Dermody, the managing partner of Lieff Cabraser Heimann & Bernstein, in San Francisco, focuses on class and collective actions on behalf of employees. Like most firms, her office has been shuttered since March. "We are completely shut down and working 100 percent remotely," she said. "We have forbidden anyone from going in, to keep safe the one person who goes once a week to check hard copy mail."
That situation could persist. "We don't intend to be the first to reopen. We aren't going to be the guinea pig. A lot of people are eager to get back together with colleagues, but there are a lot of collective concerns about elevators, public transportation and conference rooms. We are definitely going to slow walk this. We would much rather have people stay home and support them remotely. You may not see much of us until we have a high degree of confidence in our safety."
In the firm's major gender discrimination class action against Google Inc., Dermody said a key moment is near. "We're powering ahead and about ready to file our motion for class certification, and we are excited to push forward this area of law under the California Equal Pay Act." The litigation could involve as many as 8,300 current and former Google employees who allege Google has paid women less than men for substantially equal or similar work in California. Ellis v. Google Inc., CGC-17-561299 (S.F. Super. Ct., filed Sept. 14, 2017).
Meanwhile, Dermody is enthusiastic about her employment practice group's embrace of a consciousness-raising project developed around the African American experience. Launched in February, well before the current national upheavals over police shootings, the Lieff Cabraser team created a syllabus of short assignments to enable participants to more deeply understand the intersections of power, privilege, supremacy, equity and race. "We wanted to apply to ourselves the lessons we have learned representing clients of color in discrimination cases," she said.

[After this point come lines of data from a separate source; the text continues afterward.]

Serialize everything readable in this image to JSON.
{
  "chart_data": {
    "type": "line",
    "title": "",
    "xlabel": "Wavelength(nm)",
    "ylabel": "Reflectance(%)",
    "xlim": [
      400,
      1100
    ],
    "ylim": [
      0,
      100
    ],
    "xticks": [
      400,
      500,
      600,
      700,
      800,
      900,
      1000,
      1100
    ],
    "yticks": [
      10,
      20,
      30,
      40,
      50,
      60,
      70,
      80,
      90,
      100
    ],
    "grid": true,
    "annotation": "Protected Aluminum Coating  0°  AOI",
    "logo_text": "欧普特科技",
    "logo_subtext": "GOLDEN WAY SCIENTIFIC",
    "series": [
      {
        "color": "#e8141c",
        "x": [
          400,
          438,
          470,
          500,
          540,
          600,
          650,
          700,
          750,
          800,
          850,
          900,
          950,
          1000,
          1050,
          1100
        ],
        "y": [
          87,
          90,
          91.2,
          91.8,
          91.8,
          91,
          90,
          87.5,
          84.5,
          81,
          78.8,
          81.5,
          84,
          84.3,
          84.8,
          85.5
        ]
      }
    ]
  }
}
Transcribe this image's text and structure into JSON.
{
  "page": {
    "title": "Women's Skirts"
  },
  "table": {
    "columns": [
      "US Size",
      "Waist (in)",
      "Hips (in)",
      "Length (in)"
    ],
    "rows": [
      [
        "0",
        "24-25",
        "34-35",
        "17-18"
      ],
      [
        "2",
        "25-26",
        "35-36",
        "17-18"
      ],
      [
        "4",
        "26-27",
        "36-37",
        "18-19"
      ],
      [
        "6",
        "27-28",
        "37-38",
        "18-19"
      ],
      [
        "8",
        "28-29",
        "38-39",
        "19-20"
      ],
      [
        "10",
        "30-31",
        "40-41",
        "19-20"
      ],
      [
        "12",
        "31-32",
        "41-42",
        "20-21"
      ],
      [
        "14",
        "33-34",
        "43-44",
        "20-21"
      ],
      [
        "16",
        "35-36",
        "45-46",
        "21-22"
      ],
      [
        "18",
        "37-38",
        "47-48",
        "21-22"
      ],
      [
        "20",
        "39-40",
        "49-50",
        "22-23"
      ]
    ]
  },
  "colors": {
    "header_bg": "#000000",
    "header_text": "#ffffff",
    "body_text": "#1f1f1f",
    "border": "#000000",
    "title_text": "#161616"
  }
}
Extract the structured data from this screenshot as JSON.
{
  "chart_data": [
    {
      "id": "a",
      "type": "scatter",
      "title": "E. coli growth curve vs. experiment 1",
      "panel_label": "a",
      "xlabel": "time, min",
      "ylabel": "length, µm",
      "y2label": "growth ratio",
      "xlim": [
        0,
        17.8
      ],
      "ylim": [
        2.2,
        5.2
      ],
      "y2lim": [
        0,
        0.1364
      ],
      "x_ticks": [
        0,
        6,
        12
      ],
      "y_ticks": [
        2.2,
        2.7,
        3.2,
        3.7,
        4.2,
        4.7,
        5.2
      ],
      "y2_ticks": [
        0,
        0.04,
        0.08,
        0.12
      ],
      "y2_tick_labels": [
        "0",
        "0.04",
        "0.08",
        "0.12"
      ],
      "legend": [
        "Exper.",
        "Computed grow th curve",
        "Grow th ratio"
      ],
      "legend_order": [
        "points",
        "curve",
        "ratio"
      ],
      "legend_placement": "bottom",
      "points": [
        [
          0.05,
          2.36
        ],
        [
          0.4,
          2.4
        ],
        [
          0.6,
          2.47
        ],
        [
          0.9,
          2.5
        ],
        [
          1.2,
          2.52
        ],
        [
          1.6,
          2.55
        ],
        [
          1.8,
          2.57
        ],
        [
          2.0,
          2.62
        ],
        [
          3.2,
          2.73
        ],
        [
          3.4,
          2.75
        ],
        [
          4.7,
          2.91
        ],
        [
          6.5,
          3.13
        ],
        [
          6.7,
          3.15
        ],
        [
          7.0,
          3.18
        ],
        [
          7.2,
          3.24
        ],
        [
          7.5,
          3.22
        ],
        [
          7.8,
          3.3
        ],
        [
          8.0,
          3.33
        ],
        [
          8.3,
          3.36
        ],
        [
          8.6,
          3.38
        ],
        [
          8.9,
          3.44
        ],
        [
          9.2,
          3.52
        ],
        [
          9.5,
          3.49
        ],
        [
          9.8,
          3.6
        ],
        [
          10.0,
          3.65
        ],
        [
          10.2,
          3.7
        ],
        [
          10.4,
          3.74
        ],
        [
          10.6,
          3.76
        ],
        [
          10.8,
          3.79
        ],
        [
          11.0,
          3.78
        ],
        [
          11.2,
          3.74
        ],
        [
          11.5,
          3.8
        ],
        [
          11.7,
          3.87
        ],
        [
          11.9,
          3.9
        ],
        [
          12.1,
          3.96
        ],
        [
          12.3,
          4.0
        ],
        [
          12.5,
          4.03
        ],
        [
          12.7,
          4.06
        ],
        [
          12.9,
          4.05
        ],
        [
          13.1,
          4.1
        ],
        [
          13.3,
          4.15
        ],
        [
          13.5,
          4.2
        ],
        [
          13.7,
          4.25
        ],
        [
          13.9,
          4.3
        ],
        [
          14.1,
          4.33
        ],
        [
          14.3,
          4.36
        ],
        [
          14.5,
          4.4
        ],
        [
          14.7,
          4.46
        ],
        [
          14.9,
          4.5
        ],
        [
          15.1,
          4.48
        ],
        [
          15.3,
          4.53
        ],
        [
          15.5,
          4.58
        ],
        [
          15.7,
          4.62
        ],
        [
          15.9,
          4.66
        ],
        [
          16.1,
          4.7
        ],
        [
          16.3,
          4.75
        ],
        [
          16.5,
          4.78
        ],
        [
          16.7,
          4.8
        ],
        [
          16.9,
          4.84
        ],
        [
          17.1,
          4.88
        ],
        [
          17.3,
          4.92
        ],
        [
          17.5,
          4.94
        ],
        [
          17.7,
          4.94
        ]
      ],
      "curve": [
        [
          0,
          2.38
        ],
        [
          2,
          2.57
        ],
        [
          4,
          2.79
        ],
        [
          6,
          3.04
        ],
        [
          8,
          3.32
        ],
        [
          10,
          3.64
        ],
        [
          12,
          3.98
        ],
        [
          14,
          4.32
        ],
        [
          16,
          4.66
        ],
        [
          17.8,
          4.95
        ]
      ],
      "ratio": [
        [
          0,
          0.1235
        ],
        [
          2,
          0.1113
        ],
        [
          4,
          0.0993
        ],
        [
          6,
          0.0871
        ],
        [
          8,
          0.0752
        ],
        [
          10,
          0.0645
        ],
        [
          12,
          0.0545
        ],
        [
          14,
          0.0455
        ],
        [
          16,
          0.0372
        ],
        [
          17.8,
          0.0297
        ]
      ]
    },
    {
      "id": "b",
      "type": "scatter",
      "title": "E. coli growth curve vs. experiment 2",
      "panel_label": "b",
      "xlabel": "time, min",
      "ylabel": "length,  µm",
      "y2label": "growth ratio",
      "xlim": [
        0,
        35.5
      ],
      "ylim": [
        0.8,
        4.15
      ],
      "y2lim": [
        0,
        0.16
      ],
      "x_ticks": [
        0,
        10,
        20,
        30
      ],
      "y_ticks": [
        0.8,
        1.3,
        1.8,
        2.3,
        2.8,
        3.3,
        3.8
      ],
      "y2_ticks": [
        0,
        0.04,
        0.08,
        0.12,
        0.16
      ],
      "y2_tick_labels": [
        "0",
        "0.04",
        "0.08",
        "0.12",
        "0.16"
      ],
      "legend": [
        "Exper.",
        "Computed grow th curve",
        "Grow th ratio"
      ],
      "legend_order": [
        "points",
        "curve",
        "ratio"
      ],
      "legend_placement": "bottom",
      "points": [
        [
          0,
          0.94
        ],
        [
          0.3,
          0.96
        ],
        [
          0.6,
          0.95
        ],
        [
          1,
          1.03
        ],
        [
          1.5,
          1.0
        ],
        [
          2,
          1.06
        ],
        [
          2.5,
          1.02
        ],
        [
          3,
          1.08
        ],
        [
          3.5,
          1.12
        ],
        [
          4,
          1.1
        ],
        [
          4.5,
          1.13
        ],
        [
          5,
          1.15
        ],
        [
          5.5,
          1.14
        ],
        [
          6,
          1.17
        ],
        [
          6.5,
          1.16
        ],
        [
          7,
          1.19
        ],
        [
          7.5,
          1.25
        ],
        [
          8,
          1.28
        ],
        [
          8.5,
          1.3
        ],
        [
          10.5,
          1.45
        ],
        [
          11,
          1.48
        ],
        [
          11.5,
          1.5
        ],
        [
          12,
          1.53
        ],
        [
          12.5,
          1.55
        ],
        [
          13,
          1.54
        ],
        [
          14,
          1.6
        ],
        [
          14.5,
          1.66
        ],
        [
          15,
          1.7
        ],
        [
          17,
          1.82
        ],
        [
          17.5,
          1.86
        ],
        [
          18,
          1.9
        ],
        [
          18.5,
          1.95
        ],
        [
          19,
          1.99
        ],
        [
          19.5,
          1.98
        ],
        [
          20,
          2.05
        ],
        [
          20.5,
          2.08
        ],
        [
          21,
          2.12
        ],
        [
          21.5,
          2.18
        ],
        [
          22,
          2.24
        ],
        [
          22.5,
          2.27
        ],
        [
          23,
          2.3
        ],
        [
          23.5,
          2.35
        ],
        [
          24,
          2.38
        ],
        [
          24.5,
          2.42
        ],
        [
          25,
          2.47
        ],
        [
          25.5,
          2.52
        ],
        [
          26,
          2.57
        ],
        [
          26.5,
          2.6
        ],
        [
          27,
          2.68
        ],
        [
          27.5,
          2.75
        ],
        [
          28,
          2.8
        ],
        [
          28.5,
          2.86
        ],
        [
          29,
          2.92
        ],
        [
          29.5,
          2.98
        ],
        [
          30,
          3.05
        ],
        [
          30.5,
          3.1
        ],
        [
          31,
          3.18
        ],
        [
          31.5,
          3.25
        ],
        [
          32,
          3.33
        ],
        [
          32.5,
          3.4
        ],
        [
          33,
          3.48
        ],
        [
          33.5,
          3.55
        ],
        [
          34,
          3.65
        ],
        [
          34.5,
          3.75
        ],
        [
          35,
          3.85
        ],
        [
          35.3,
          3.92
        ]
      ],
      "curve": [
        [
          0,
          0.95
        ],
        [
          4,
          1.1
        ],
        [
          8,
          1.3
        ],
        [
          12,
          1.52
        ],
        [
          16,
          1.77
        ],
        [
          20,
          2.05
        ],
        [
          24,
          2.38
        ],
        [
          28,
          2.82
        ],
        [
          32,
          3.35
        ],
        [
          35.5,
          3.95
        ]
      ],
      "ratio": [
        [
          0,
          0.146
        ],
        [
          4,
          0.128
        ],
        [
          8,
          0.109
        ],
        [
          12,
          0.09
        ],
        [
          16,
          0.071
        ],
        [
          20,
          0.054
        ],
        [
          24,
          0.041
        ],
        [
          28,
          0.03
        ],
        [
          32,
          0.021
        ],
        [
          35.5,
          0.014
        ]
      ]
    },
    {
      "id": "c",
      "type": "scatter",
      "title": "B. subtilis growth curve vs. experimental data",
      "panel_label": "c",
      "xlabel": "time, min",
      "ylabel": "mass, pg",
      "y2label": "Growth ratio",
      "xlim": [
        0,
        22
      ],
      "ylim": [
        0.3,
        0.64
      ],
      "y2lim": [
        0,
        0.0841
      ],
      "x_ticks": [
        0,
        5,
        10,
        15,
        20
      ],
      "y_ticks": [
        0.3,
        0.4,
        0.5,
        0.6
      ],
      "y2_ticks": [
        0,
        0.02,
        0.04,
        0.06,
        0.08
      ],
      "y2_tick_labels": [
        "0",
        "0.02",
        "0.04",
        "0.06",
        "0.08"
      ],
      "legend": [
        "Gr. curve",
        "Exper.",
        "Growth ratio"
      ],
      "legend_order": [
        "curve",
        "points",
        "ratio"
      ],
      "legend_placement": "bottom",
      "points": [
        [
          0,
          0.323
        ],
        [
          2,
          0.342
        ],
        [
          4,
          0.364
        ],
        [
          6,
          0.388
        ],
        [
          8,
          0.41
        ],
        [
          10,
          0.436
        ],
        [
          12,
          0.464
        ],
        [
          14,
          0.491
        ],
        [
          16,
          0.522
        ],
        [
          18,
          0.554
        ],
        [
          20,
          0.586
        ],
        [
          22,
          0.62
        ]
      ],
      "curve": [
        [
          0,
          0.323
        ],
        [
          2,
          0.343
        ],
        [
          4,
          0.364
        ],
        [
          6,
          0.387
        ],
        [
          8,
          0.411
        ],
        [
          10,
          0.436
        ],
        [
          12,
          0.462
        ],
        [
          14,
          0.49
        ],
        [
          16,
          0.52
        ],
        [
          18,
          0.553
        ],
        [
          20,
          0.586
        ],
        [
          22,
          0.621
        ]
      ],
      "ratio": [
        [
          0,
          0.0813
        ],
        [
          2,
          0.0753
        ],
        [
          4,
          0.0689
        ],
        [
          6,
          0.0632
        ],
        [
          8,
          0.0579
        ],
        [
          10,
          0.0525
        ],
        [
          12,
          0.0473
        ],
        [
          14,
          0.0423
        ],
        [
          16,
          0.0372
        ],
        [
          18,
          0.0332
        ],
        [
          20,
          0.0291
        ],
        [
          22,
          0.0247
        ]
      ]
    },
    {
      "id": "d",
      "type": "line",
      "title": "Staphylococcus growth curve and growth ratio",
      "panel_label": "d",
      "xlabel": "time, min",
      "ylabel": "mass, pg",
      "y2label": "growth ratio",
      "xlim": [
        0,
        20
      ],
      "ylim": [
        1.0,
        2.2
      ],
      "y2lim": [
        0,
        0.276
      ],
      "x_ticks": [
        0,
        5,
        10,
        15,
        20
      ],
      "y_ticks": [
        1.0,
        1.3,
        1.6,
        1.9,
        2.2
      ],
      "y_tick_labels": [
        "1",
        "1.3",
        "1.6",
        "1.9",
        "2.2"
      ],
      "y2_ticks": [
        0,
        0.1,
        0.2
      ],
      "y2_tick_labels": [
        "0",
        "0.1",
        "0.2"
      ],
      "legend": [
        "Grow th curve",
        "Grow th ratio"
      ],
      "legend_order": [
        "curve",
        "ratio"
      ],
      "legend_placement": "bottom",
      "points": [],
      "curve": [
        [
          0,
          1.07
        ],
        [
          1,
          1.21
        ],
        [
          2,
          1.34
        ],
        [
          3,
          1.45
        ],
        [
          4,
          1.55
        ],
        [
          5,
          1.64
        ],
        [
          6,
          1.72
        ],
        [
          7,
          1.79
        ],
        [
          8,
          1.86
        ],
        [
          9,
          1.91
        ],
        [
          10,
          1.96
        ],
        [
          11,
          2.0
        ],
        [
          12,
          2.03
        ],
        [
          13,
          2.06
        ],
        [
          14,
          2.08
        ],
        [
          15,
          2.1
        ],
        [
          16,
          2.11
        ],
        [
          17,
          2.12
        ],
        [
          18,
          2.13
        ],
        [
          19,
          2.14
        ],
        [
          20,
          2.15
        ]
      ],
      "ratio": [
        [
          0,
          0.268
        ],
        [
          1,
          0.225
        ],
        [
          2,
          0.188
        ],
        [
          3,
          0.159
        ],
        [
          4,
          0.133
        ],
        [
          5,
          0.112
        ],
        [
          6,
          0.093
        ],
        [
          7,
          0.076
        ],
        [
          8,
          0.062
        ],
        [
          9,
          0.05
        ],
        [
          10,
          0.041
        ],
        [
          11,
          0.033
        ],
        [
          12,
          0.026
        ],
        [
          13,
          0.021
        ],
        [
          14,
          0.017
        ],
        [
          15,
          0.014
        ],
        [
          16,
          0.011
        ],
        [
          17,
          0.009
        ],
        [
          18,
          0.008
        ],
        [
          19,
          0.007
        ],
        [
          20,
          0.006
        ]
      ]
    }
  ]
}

A Lieff Cabraser press release in mid-June quoted James Baldwin: "There is never time in the future in which we will work out our salvation. The challenge is in the moment; the time is always now."
The release announced that the 21-day syllabus has been shared with corporate general counsel, diversity and inclusion professionals and opposing counsel from big law firms. It has been adopted by the ABA's Labor & Employment Law Section. "It's a racial equality habit-building process," Dermody said. "It's not linear, it's immersive like a snowfall. It turns out to be the topic of the moment now, and it's the thing I am most proud of."